A prototype is now being used with a microscope in Sako’s laboratory. When they want to test the device, Kenji Okamoto, a researcher in Sako’s lab, sets up the device and gives meticulous instructions on its use. Another researcher in Sako’s lab, Kayo Hibino, is busy making novel fluorescent probes and particle probes that she will use to label sample cells so researchers can maximize the quality of images.
Critical technologies
The participants say the project wouldn’t have started without the ‘ubiquitous circuit board’ developed by Yasushi Watanabe, a research scientist in the Radiation Laboratory of the RIKEN Nishina Center for Accelerator-Based Science. The board is mounted with a DAP/DNA chip that has the special ability to reconfigure its signal processing logic circuit in one clock cycle—just six nanoseconds.
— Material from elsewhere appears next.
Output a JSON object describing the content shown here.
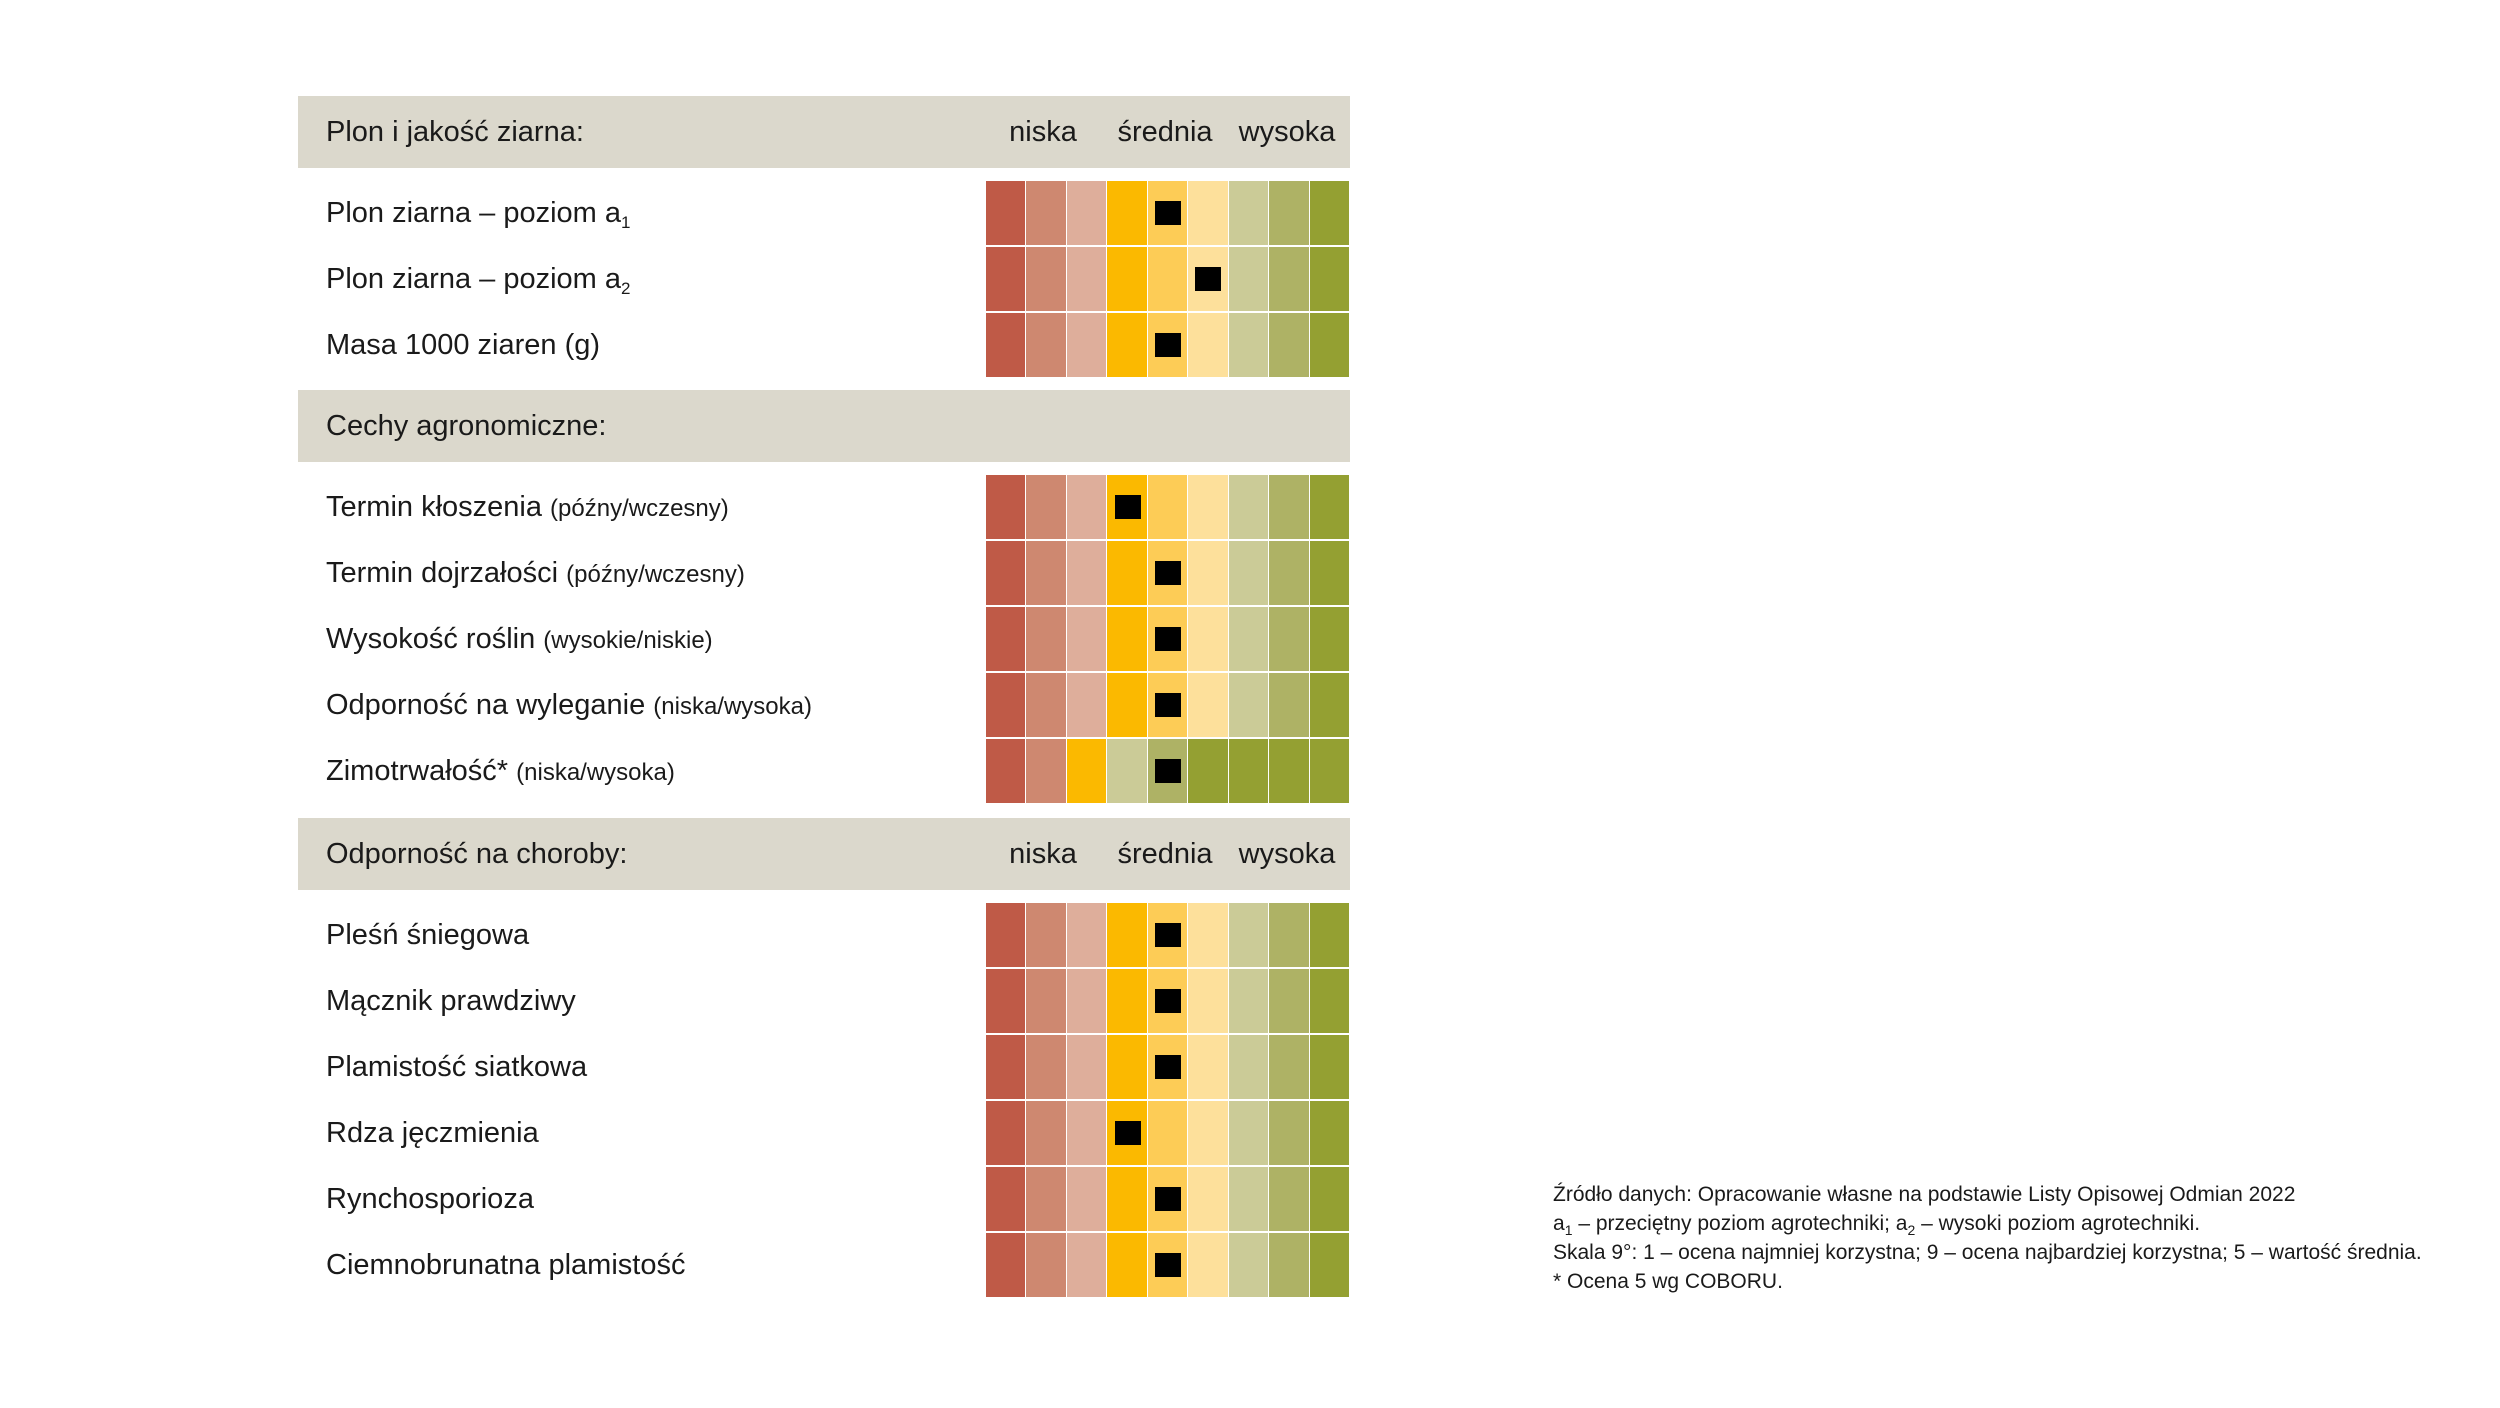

Equivalent system chips, such as field-programmable gate arrays, require up to a few seconds to rewrite configuration programs. Watanabe’s circuit board is innovative in that it is capable of storing numerous programs and reading out optimal programs according to the type of signal detected. The device, also developed with the support of the President’s Fund, was completed in 2007.
Takizawa and his colleague Yoshiya Kawasaki are developing a key technology: a G-APD photon detection system. The system consists of a Geiger-mode avalanche photodiode (G-APD), an application-specific integrated circuit (ASIC) and Watanabe’s ubiquitous circuit board. The ASIC is another type of system chip that was originally developed jointly by the Ebisuzaki laboratory and the Institute of Space and Astronautical Science (ISAS) of the Japan Aerospace Exploration Agency. Takizawa and Kawasaki have upgraded the chip design with ISAS collaborators and adjusted it for use in the current project. They are now pursuing “the most delicate part of the detector system development,” as Takizawa says, to connect their new circuit to the ubiquitous circuit board in order to relay ultra-fast signals without electrical noise.
The first prototype will likely be completed by the end of 2009, but the participants won’t be satisfied to leave the development there. “The most important thing in this project is not simply to make the prototype camera work, but what we will do next,” says Sako. Takizawa adds, “We’d like to keep improving our technologies so as many people as possible can benefit from our work.”